Reign and reforms
Succeeding his father Asa, Jehoshaphat undertook comprehensive religious reform. In the third year of his reign he sent priests and Levites throughout the cities of Judah to instruct the people in the Law, and he sought to remove the high places dedicated to false worship. The biblical chronicler presents his rule as combining religious devotion with effective governance.
He also established a judicial order, appointing judges in the fortified cities of Judah and setting up a court of appeal in Jerusalem, with care taken to keep ecclesiastical and secular jurisdictions distinct. His reign is remembered as a period of relative peace and prosperity for the kingdom.
Alliances and the victory at Ein Gedi
Jehoshaphat pursued alliance with the northern Kingdom of Israel, sealed through the marriage of his son Jehoram to Athaliah, daughter of King Ahab. He accompanied Ahab to the siege of Ramoth-Gilead, a venture for which he was rebuked by the prophet Jehu son of Hanani.
The most celebrated episode of his reign was an invasion by a coalition of Moabites, Ammonites, and others who encamped at Ein Gedi. Facing the threat, Jehoshaphat prayed in the Temple, confessing the kingdom's powerlessness before so great a host. The Levite Jahaziel prophesied deliverance, and according to the account the allied armies fell into confusion and destroyed one another, so that Judah gathered the spoils without battle.

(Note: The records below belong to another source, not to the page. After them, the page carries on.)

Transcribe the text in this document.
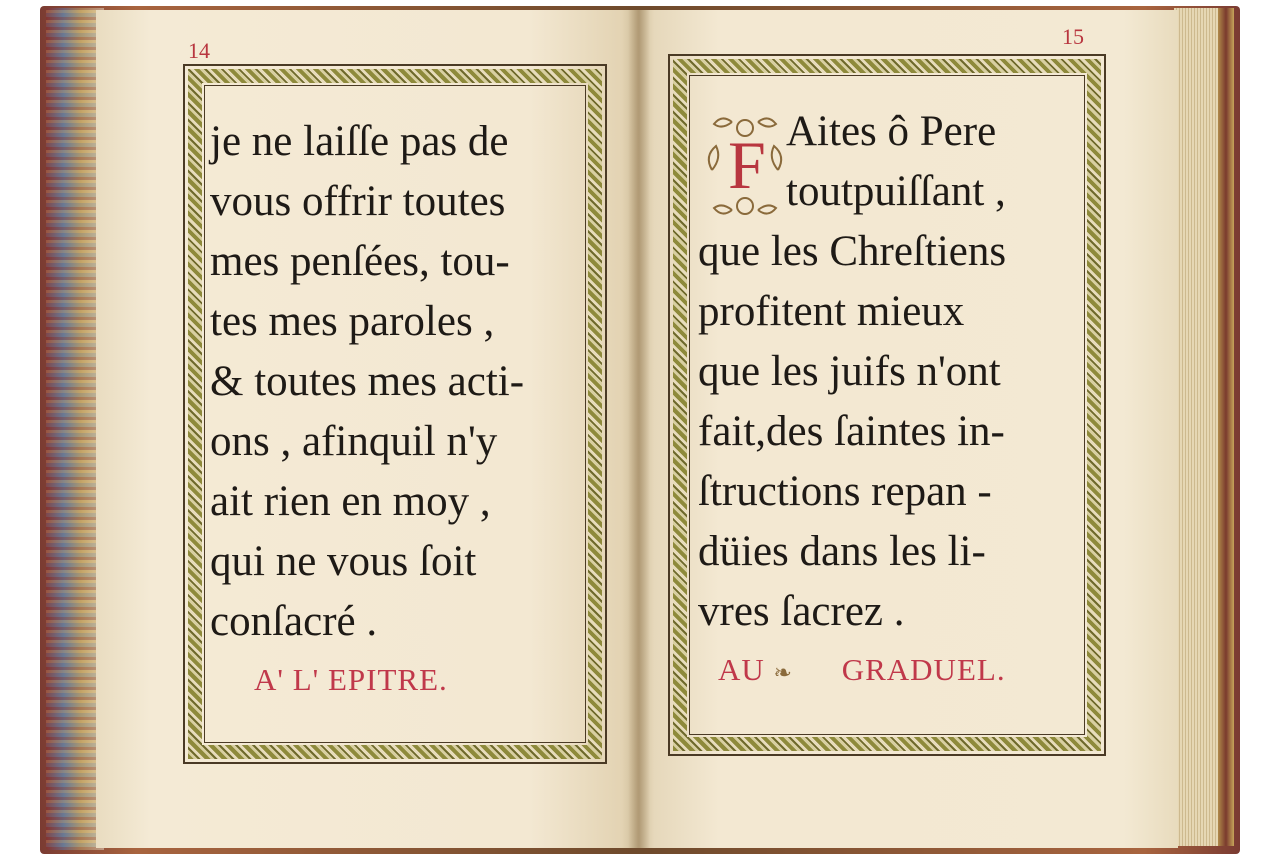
14
15
je ne laiſſe pas de
vous offrir toutes
mes penſées, tou-
tes mes paroles ,
& toutes mes acti-
ons , afinquil n'y
ait rien en moy ,
qui ne vous ſoit
conſacré .
A' L' EPITRE.
F Aites ô Pere
toutpuiſſant ,
que les Chreſtiens
profitent mieux
que les juifs n'ont
fait,des ſaintes in-
ſtructions repan -
düies dans les li-
vres ſacrez .
AU ❧ GRADUEL.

Commemoration among the Forefathers
Jehoshaphat is venerated in the Orthodox Church among the Holy Forefathers, the Old Testament patriarchs, prophets, kings, and righteous men and women who are the ancestors of Christ according to the flesh. This company, extending from Adam through the royal line of Judah to the Theotokos and John the Forerunner, is commemorated together on the Sunday of the Holy Forefathers, the Sunday falling between December 11 and 17 in the period of the Nativity Fast.
A distinct individual veneration of Jehoshaphat is not clearly attested; he is honored chiefly within this collective commemoration of the ancestors of Christ. His place there rests on his inclusion in the genealogy of the Gospel of Matthew and on the scriptural portrait of him as a king who trusted in the Lord.